Im Juni 1931 hatte Walter Herz eine Bruchlandung mit einem Freiluftballon. Die Zeitung „Wittener Volkswacht“ berichtete darüber: „Gefährliche Dachlandung eines Freiballons. Der Freiballon Bochum II, Führer Richard Herz, Beifahrer Diplom-Ingenieur Walter Herz (Witten), Fabrikbesitzer Debrus (Düsseldorf) und Fräulein Schmitz (Essen) musste heute nachmittag 1 Uhr notlanden. Der Ballon war 7.30 Uhr zu einer Biedermeierfahrt aufgestiegen und geriet in 4000 Meter Höhe in sehr kalte Luftschichten, wodurch ein großer Gasverlust entstand. Der Ballon musste notlanden und geriet auf die Hausdächer in der Nähe des Marktes in Lüdenscheid. Der Ballon konnte von hilfsbereiten Händen heruntergezogen werden. Zum Glück wurde niemand verletzt.“
Zwei Jahre später kamen die Nationalsozialisten an die Macht in Deutschland. Diese verabschiedeten 1935 neue antisemitische Gesetze. Diese Rassengesetze waren für Walter Herz und seine Familie ein Schock. Obwohl alle drei evangelisch getauft waren, galten sie nun im Sinne der Nationalsozialisten als „Nichtarier“. Dies hatte auch Konsequenzen für die Arbeit von Walter Herz.
Im April 1937 zog die Familie nach Düsseldorf-Oberkassel. Walter Herz erhielt bei den „Mannesmann Werken“ in Ratingen eine Anstellung als technischer Zeichner. Die Familie wohnte im Haus Luegallee 83. Seine Tochter Irene wurde am 14. April 1937 in die Cecilienschule in Düsseldorf-Oberkassel aufgenommen. Bei der Anmeldung wurde ihre Religion als „evangelisch“ angegeben. Der geforderte „Ariernachweis“ konnte jedoch bei der Anmeldung nicht erbracht werden.
Während des Pogroms 1938 war Walter Herz mit seiner Familie in der Wohnung in der Luegallee.

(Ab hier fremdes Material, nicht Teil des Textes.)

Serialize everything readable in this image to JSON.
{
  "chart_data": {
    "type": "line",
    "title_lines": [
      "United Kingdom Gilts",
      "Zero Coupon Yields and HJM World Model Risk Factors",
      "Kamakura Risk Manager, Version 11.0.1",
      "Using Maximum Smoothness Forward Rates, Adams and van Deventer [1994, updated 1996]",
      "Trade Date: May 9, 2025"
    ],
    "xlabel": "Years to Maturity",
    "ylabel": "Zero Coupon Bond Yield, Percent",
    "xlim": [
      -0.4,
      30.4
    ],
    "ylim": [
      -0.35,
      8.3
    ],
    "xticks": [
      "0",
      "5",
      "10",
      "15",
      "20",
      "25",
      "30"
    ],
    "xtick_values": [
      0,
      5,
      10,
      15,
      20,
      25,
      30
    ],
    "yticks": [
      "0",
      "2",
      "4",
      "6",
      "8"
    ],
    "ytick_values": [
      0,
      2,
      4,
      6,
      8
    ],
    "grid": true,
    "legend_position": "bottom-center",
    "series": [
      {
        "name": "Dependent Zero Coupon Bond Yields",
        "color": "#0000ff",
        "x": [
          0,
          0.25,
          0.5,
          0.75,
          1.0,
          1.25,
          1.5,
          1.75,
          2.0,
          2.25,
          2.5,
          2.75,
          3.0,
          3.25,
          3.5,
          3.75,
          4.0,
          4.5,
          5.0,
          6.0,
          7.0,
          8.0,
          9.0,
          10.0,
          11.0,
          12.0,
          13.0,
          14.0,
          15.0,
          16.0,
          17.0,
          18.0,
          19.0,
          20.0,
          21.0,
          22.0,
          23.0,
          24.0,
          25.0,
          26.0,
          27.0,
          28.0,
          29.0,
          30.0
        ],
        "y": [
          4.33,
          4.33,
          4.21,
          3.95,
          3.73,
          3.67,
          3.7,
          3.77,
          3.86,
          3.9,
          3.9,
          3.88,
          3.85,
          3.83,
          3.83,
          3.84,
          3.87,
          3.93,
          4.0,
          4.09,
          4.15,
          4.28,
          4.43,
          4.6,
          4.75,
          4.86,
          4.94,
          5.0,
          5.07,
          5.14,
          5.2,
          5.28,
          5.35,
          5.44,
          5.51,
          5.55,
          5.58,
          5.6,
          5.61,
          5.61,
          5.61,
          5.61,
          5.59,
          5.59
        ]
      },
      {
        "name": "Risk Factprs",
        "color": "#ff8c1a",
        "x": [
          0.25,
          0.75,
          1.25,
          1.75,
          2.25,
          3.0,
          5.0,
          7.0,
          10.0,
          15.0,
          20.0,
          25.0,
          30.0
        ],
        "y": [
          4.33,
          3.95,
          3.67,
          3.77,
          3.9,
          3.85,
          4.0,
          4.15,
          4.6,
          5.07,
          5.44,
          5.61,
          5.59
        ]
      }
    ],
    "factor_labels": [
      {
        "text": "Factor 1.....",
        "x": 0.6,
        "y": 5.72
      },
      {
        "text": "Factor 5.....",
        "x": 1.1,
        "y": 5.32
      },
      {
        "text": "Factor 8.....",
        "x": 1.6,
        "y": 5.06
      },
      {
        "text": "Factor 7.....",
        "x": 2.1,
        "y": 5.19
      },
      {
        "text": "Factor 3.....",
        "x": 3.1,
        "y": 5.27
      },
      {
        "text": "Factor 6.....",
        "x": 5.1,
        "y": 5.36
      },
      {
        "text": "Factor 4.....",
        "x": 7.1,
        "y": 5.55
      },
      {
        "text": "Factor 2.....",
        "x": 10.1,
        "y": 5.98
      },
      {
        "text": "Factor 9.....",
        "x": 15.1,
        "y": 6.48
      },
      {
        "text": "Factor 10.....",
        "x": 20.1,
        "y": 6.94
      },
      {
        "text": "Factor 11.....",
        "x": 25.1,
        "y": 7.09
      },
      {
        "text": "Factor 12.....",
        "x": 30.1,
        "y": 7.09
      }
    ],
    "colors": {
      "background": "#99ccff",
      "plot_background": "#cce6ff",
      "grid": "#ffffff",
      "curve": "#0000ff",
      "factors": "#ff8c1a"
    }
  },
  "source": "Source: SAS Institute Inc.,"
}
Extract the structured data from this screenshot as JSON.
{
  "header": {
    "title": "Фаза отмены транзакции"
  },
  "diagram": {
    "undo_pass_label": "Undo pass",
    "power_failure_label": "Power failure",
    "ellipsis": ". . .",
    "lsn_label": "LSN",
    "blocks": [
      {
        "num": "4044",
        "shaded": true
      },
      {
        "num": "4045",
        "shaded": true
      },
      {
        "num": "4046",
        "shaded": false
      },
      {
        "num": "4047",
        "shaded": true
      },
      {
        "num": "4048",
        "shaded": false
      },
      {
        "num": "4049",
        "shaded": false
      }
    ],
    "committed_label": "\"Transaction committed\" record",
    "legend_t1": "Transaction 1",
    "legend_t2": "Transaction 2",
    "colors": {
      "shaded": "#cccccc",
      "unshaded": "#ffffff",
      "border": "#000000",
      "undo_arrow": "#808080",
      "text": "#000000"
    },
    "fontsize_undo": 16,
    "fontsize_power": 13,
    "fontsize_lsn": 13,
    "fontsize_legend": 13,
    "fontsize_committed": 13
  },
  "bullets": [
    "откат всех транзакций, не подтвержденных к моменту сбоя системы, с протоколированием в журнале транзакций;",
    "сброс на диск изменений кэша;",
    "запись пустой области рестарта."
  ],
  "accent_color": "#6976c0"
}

Seine Tochter Irene erinnerte sich später in einem Interview mit der Mahn- und Gedenkstätte an die Situation: „Wir gingen immer wieder in die Wohnung zurück und da war nichts, kein Geräusch von zerbrechenden Möbeln, kein Geräusch von irgendetwas. Wir haben den ganzen Tag gewartet, dass sie kommen, es kam niemand. Es wurde Nacht und wir hörten, dass die Leute verhaftet werden sollten, dass die Männer abgeführt werden sollten. Wir haben bis Mitternacht gewartet, nichts. Meine Eltern erzählten mir am nächsten Tag, dass, nachdem ich eingeschlafen war, die Polizei kam, um meinen Vater zu holen. Mein Vater war Offizier im Krieg, Eisernes Kreuz, und sie hatten schon gesagt, dass Juden keine Waffen haben durften. Er hatte auch seinen Offiziersdegen und ein Bajonett. Als die Polizei kam, um ihn zu verhaften, sagte er: „Gut, da Sie hier sind, darf ich Ihnen meinen Degen geben? Ich darf Ihnen mein Schwert geben.“ Er sah ihn an und sagte: „Das kann ich nicht tun. Ich kann das Schwert nicht mitnehmen und ich kann Sie auch nicht verhaften. Sie sind ranghöher als ich, ich muss erst meinen Vorgesetzten fragen, und wenn Sie von mir nichts hören, kommen Sie auf die Polizeiwache.“ Der Morgen kam und wir hatten nichts gehört. Mein Vater hat einen kleinen Koffer gepackt, ihn aber nicht mitgenommen. Er sagte, das wäre zu schade. Wenn er verhaftet wird, sollen wir ihm den Koffer bringen. Dann ging er zur Polizeiwache.“
Walter Herz wurde jedoch nicht verhaftet und konnte nach Hause gehen. In den nächsten Tagen hörte er aber von den vielen Überfällen und Verhaftungen, so dass er und seine Frau beschlossen, Irene nach England zu schicken. Irene Herz konnte im Juni 1939 mit einem der Kindertransporte ausreisen. Ihnen selbst glückte die rechtzeitige Emigration nicht. Zuletzt mussten sie in die Goethestraße 12 umziehen.
Ihre Tochter Irene erinnert sich an das letzte Lebenszeichen ihrer Eltern: „Sie schickten mir eine Postkarte, bevor sie nach Minsk gingen. Darauf schrieben sie nur: „Wir gehen jetzt nach Minsk„, an diesem und jenem Tag.“ Walter Herz wurde mit seiner Ehefrau Gertrud am 10. November 1941 nach Minsk deportiert. Sie haben nicht überlebt.